Guards discovered one tunnel, but 76 prisoners got out through another. Only three eventually made it to freedom outside Germany, and Bushell was one of the 50 shot, contrary to the Geneva Convention. After the war, 21 Germans eventually paid for this war crime (and others they had committed) by forfeiting their own lives.

The movie: Great characters include Capt. Virgil Hilts, played by Steve McQueen, who tries escape after escape and ends up each time in solitary confinement, tossing a baseball against a wall. The prisoners enjoy camaraderie as they find devious ways to fool their common enemy, the German jailers, and they also sacrifice themselves for each other: Hilts goes out individually and lets himself be caught so he can bring back information that will make possible the large escape.

The philosophical question of the movie comes in dialogue between “Roger Bartlett,” the character modeled on Roger Bushell, and “Group Captain Ramsey,” the limping senior British officer at the camp, modeled on Stalag Luft III’s real-life Herbert Massey, who had lost half his leg. Ramsey asks Bartlett concerning his massive escape plan, “Have you thought of what it might cost?” Bartlett responds, “I’ve thought of the humiliation if we just…knuckle under and crawl. Surely, you don’t advocate that, do you?”

Ramsey then points out that Stalag life could be worse: “No matter how unsatisfactory this camp may be, the High Command have still left us in the hands of the Luftwaffe. Not the Gestapo and the SS.” Bartlett responds, “You talk about the High Command and the Luftwaffe, and then you talk about the Gestapo and the SS. To me, they’re the same!…the common enemies of everyone who believes in freedom.”

Ramsey lets the escape go on, and later tells a survivor reeling from news of the murder of 50, “Roger’s idea was to get back at the enemy the hardest way he could, mess up the works.…He did exactly that.” Asked the hard question—“Do you think it was worth the price?”—Ramsey responds, “Depends on your point of view.”

The metaphor: C.S. Lewis in “Mere Christianity,” which he developed as BBC radio talks during World War II, wrote, “Enemy-occupied territory—that is what this world is. Christianity is the story of how the rightful king has landed, you might say landed in disguise, and is calling us to take part in a great campaign of sabotage.”

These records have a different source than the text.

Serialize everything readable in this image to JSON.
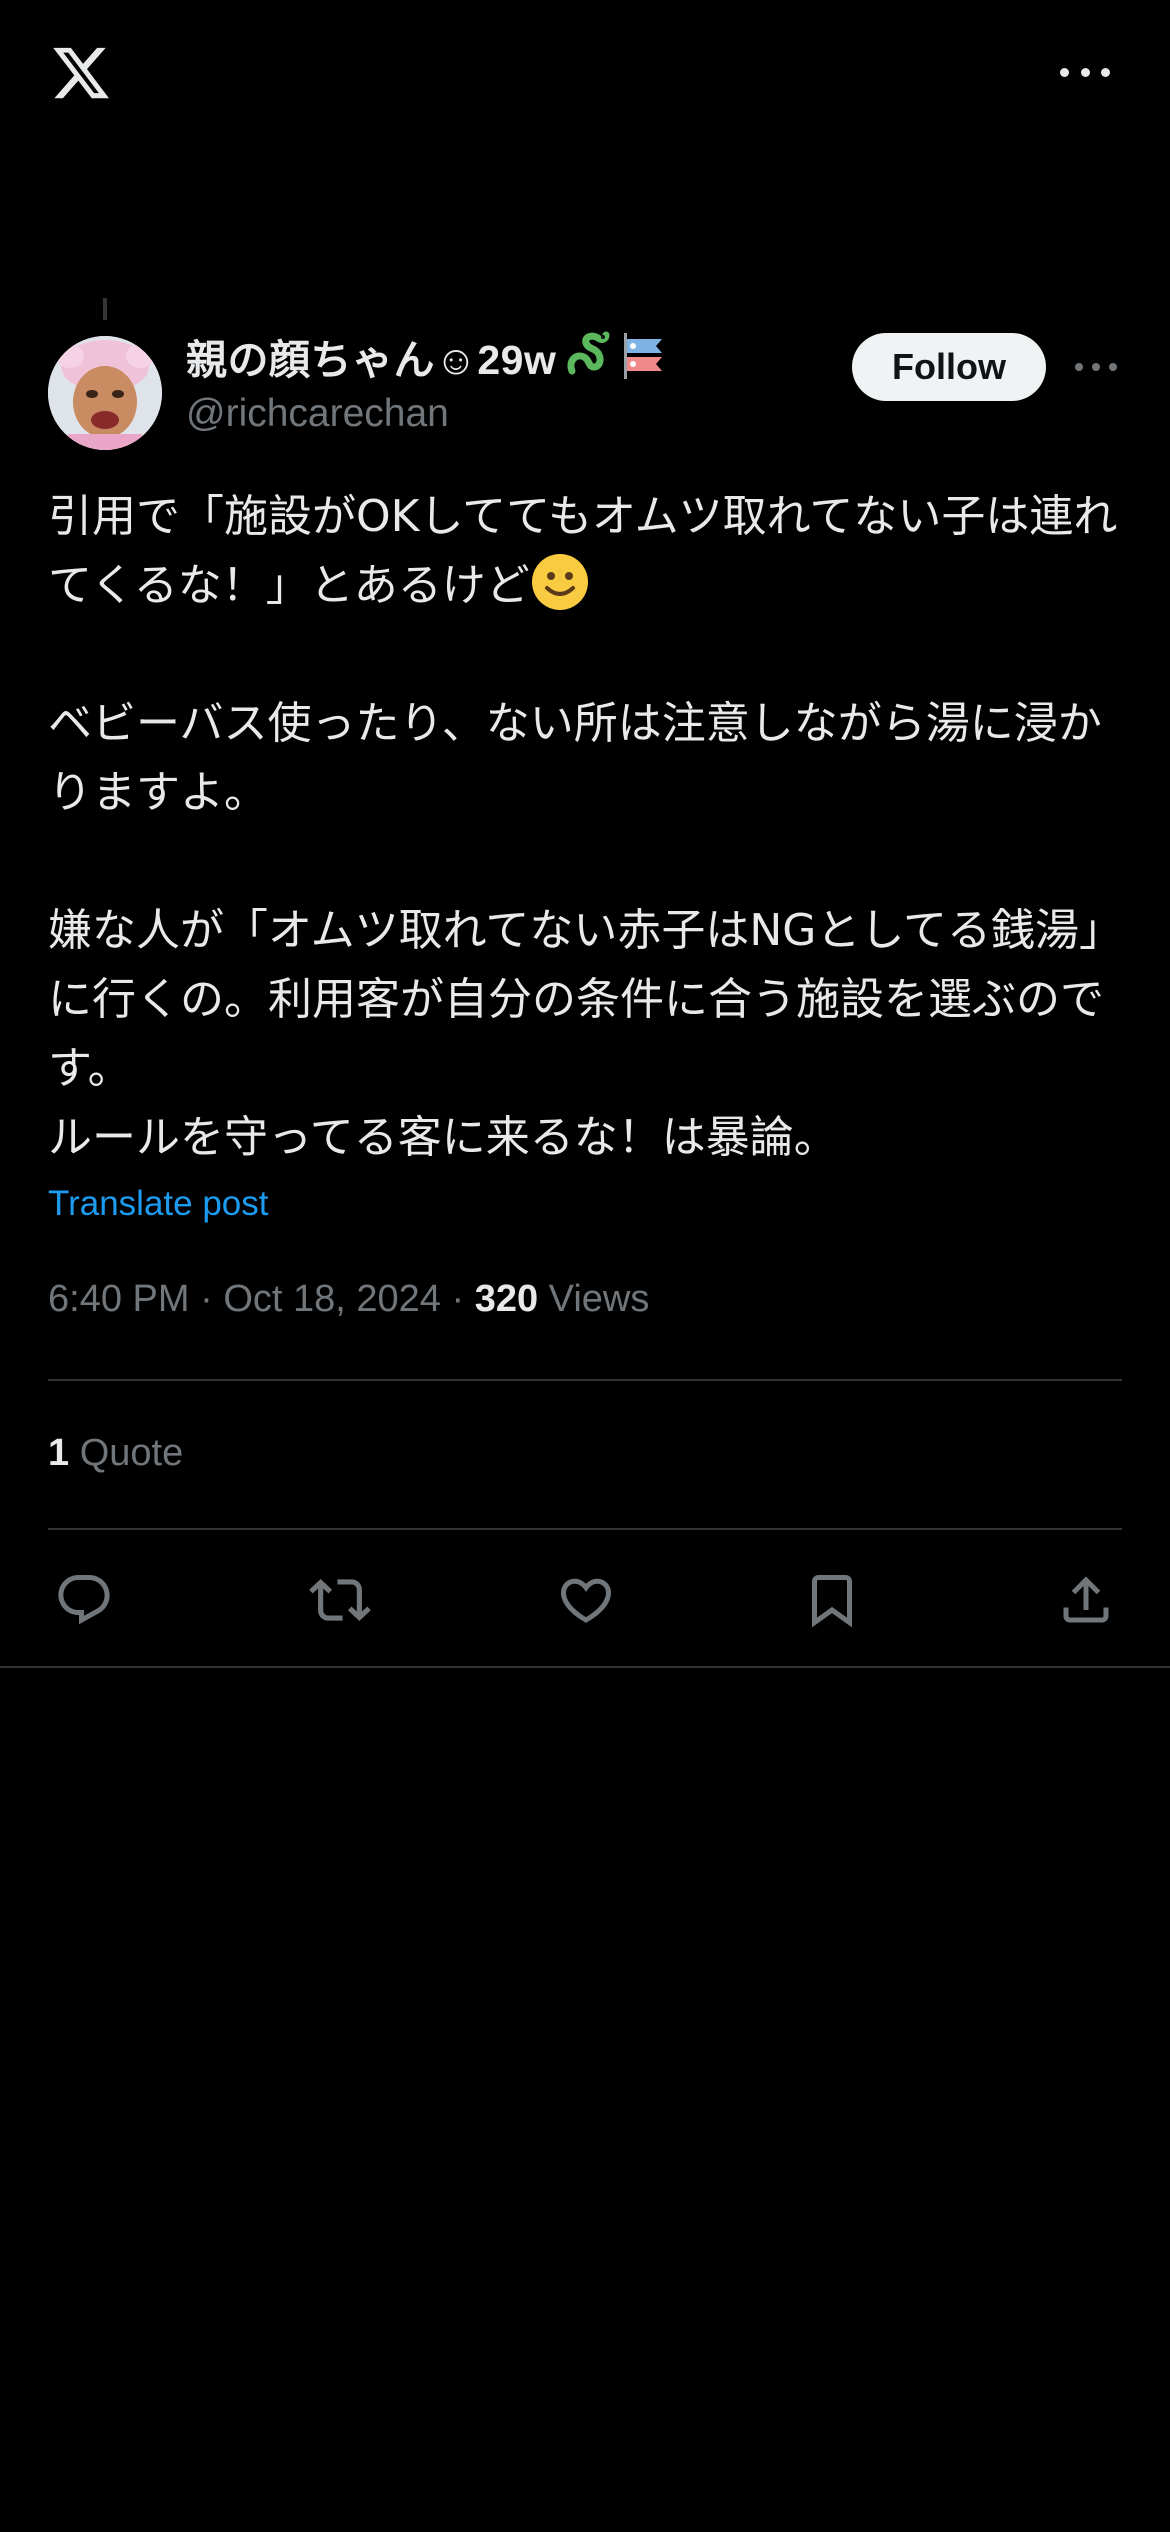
{
  "app": {
    "logo": "x-logo-icon",
    "more_icon": "more-horizontal-icon"
  },
  "post": {
    "author": {
      "display_name": "親の顔ちゃん☺︎29w",
      "name_emojis": [
        "dragon-icon",
        "carp-streamer-icon"
      ],
      "handle": "@richcarechan",
      "avatar": "avatar-image"
    },
    "follow_label": "Follow",
    "body": {
      "paragraph1": "引用で「施設がOKしててもオムツ取れてない子は連れてくるな！」とあるけど",
      "paragraph1_emoji": "slightly-smiling-face-icon",
      "paragraph2": "ベビーバス使ったり、ない所は注意しながら湯に浸かりますよ。",
      "paragraph3": "嫌な人が「オムツ取れてない赤子はNGとしてる銭湯」に行くの。利用客が自分の条件に合う施設を選ぶのです。",
      "paragraph4": "ルールを守ってる客に来るな！は暴論。"
    },
    "translate_label": "Translate post",
    "time": "6:40 PM",
    "date": "Oct 18, 2024",
    "separator": "·",
    "views_count": "320",
    "views_label": "Views",
    "quote_count": "1",
    "quote_label": "Quote",
    "actions": [
      "reply-icon",
      "repost-icon",
      "like-icon",
      "bookmark-icon",
      "share-icon"
    ]
  },
  "colors": {
    "background": "#000000",
    "text_primary": "#e7e9ea",
    "text_secondary": "#71767b",
    "accent": "#1d9bf0",
    "divider": "#2f3336"
  }
}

Up until World War I, many in England and America were postmillennialists. Viewing Europe’s material progress and general peace, they thought a great society was coming—and Christ would then return and reign. World War I killed most of that sanguinity and a repeat 21 years later wiped clean the rest. Those who read Lewis could readily believe that Satan, by God’s leave, dominates this world like the Nazis for four years ran Europe. The Christian task is to mess up satanic works.

I have no indication that the screenwriter and director of “The Great Escape were applying Lewis, but I cannot avoid doing so: We are called to spiritual guerrilla warfare. We may die in the process, but we’ll say to Christ what another captured escapee says to Bartlett a moment before they die: “Tunneling kept me alive. I’ve never been happier.”